Le site internet actuel (avril 2024) du musée est très loquace sur ce donateur mais omet d’indiquer qu’il avait demandé la création de cette gratuité pour tous les visiteurs. Cela ne me semble pas fort éducatif à l’égard du public d’aujourd’hui que de lui soustraire cette information significative et relativement rare: https://musees.verviers.be/les-implantations/footer-mini-site

 
Qu’est-ce qui n’est pas renseigné sur le site du musée à propos de la donation Renier?

Une plainte qui aboutit

Le 2 février 2024, la Ligue es Usagers Culturels (L.U.C.) écrit à Caroline Henry, le directrice des musées de Verviers, afin de savoir si le respect de cette partie de l’accord avec le mécène n’est plus d’actualité.

Le 12 février 2024, elle répond qu’une nouvelle formule intermédiaire a désormais cours, à savoir la gratuité du premier dimanche du mois.
Le compte est vite fait: cette évolution rétrécit chaque mois par huit l’obligation voulue par le mécène. Pour tenter d’expliquer ce choix, elle énumère d’autres instruments en cours dans son institution «permettant une accessibilité pour les publics les plus précarisés et les autres publics ».

Le 1er mars 2024, la L.U.C. dépose plainte officiellement « pour non respect d’un avantage destiné aux visiteurs scellé avec le donateur Renier ».
Le musée est aidé par la Fédération Wallonie Bruxelles et doit donc respecter les 15 points du Code des usagers culturels. Ainsi il est obligé de répondre de manière circonstanciée dans le mois. Si ce n’était le cas, ou si la L.U.C. n’était pas d’accord avec le contenu de sa réponse, il lui est loisible ensuite de relayer cette situation conflictuelle auprès de l’Administration Générale de la Culture « qui est chargée de la traiter dans un délai raisonnable et d’en informer le Médiateur de la Fédération Wallonie-Bruxelles ».
https://www.culture.be/vous-cherchez/droits-des-usagers-et-publics-de-la-culture/

L’affiche qui détaille les 15 droits de l’usager culturel se découvre à l’entrée et à la sortie du musée verviétois.

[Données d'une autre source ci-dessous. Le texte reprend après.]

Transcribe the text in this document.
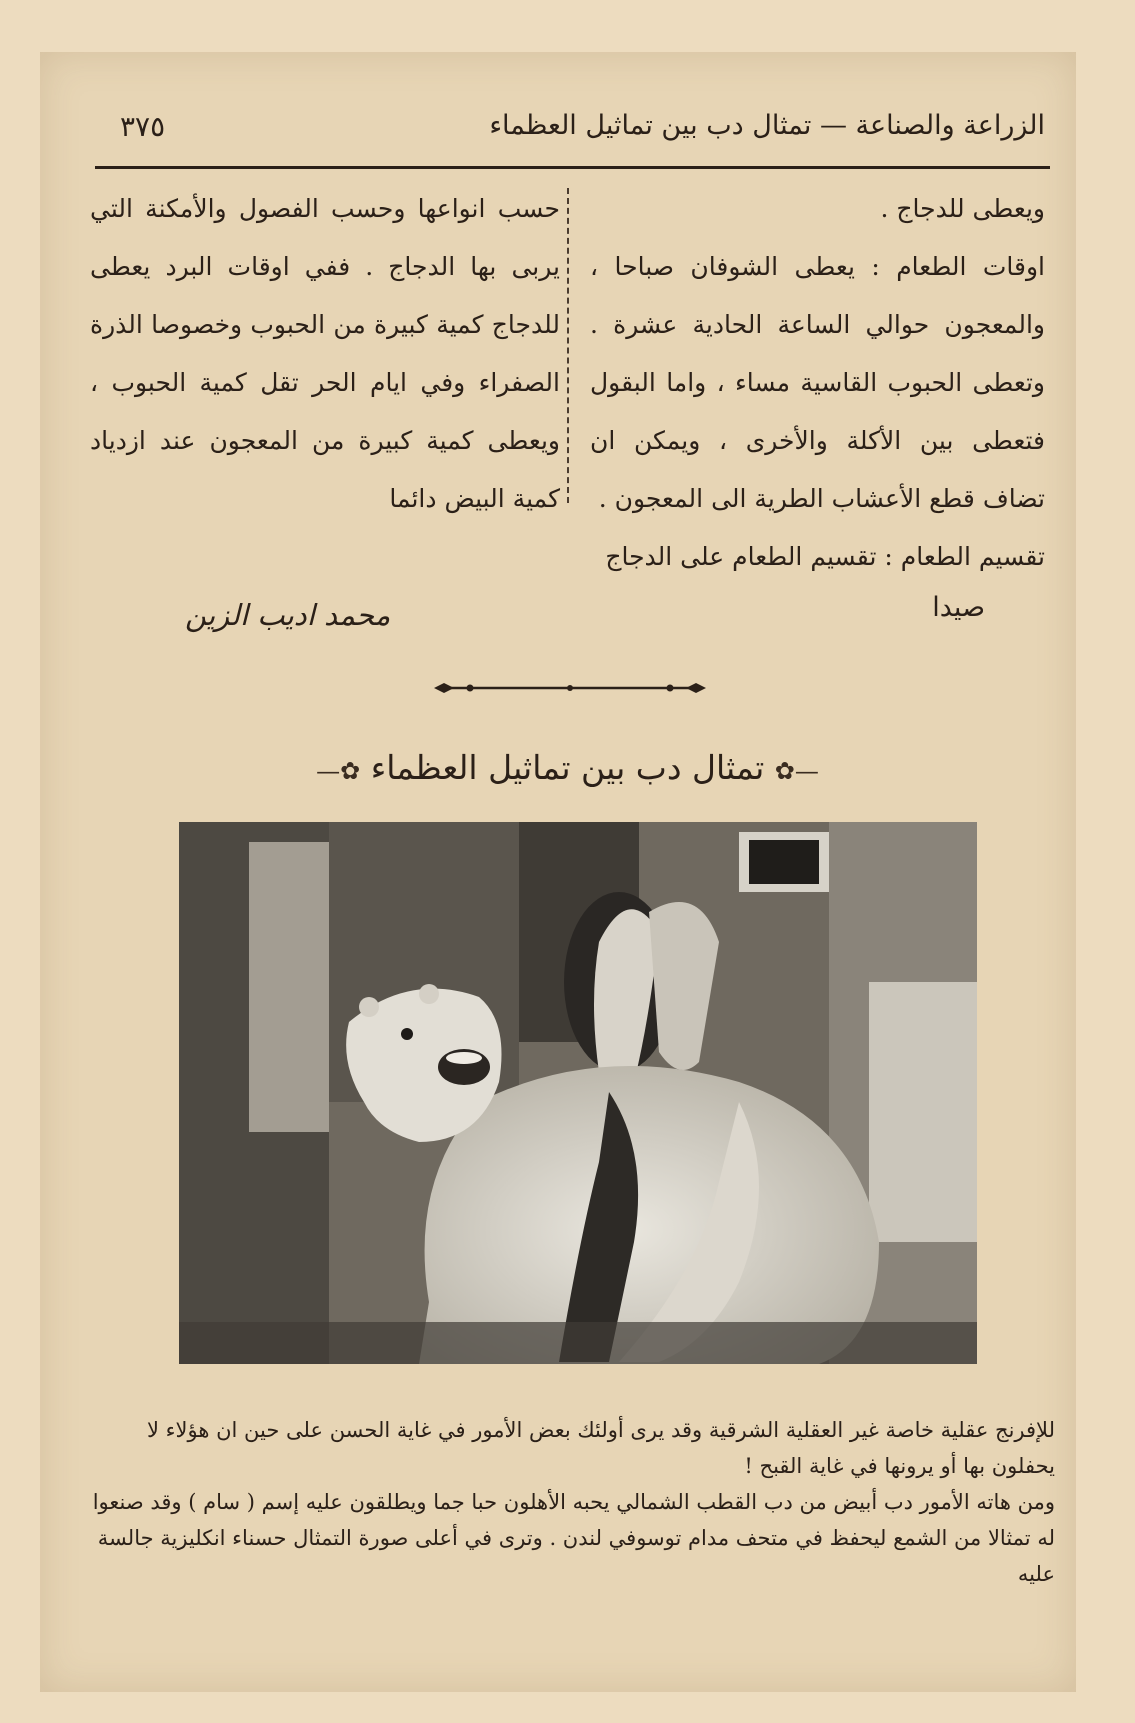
الزراعة والصناعة — تمثال دب بين تماثيل العظماء
٣٧٥

ويعطى للدجاج .

اوقات الطعام : يعطى الشوفان صباحا ، والمعجون حوالي الساعة الحادية عشرة . وتعطى الحبوب القاسية مساء ، واما البقول فتعطى بين الأكلة والأخرى ، ويمكن ان تضاف قطع الأعشاب الطرية الى المعجون .

تقسيم الطعام : تقسيم الطعام على الدجاج

حسب انواعها وحسب الفصول والأمكنة التي يربى بها الدجاج . ففي اوقات البرد يعطى للدجاج كمية كبيرة من الحبوب وخصوصا الذرة الصفراء وفي ايام الحر تقل كمية الحبوب ، ويعطى كمية كبيرة من المعجون عند ازدياد كمية البيض دائما

صيدا
محمد اديب الزين
—✿ تمثال دب بين تماثيل العظماء ✿—

للإفرنج عقلية خاصة غير العقلية الشرقية وقد يرى أولئك بعض الأمور في غاية الحسن على حين ان هؤلاء لا يحفلون بها أو يرونها في غاية القبح !

ومن هاته الأمور دب أبيض من دب القطب الشمالي يحبه الأهلون حبا جما ويطلقون عليه إسم ( سام ) وقد صنعوا له تمثالا من الشمع ليحفظ في متحف مدام توسوفي لندن . وترى في أعلى صورة التمثال حسناء انكليزية جالسة عليه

Dans ce courrier, la L.U.C. réplique ainsi à une partie de l’argumentaire qui lui a été fourni pour tenter de justifier l’évolution tarifaire.

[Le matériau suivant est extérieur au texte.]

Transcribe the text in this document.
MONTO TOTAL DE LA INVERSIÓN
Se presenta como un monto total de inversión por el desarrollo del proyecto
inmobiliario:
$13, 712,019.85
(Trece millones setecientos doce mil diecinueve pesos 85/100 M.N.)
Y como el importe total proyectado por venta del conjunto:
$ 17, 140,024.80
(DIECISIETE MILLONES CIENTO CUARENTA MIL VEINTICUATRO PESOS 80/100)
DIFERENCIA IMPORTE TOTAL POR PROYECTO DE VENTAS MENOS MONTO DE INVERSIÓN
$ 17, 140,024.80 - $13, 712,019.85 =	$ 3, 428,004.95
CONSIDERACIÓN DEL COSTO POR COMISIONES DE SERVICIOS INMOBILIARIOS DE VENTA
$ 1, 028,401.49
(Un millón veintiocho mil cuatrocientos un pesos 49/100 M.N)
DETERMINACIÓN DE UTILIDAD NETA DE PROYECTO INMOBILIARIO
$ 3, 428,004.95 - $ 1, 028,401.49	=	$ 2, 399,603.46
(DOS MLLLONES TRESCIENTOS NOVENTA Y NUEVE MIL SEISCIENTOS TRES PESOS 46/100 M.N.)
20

«  (…) Vous expliquez : « S’y ajoutent également divers autres instruments permettant une accessibilité facilitée pour les publics les plus précarisés (article 27, Pass Museum pour article 27) et les autres publics (Pass Museum, gratuité scolaire, gratuité pour les enfants, etc.) ».
Le Pass Museum ne doit pas entrer dans notre discussion car il ne s’agit nullement d’une gratuité et, en plus, il faut avoir la possibilité économique de débourser un an à l’avance le financement de ses futures visites.
Les mesures pour des publics spécifiques (pour les enfants, par exemple) coexistent habituellement en culture et ne remplacent pas les gratuités pour tous. Ce sont des sujets différents qui se complètent et donc qui ne s’excluent pas. Nous ne voyons donc pas de raison d’en parler pour tenter de justifier ou d’adoucir l’interruption d’une obligation vous liant au mécène.
Enfin, il y a la gratuité du premier dimanche du mois mais il nous semble peu adéquat de la mentionner dans le présent dossier. Pourquoi organiser ainsi l’éclairage sur un jour de gratuité pour tous par mois… ce qui met à l’ombre les sept autres jours par mois que votre institution est censée appliquer pour respecter la volonté de votre mécène? ».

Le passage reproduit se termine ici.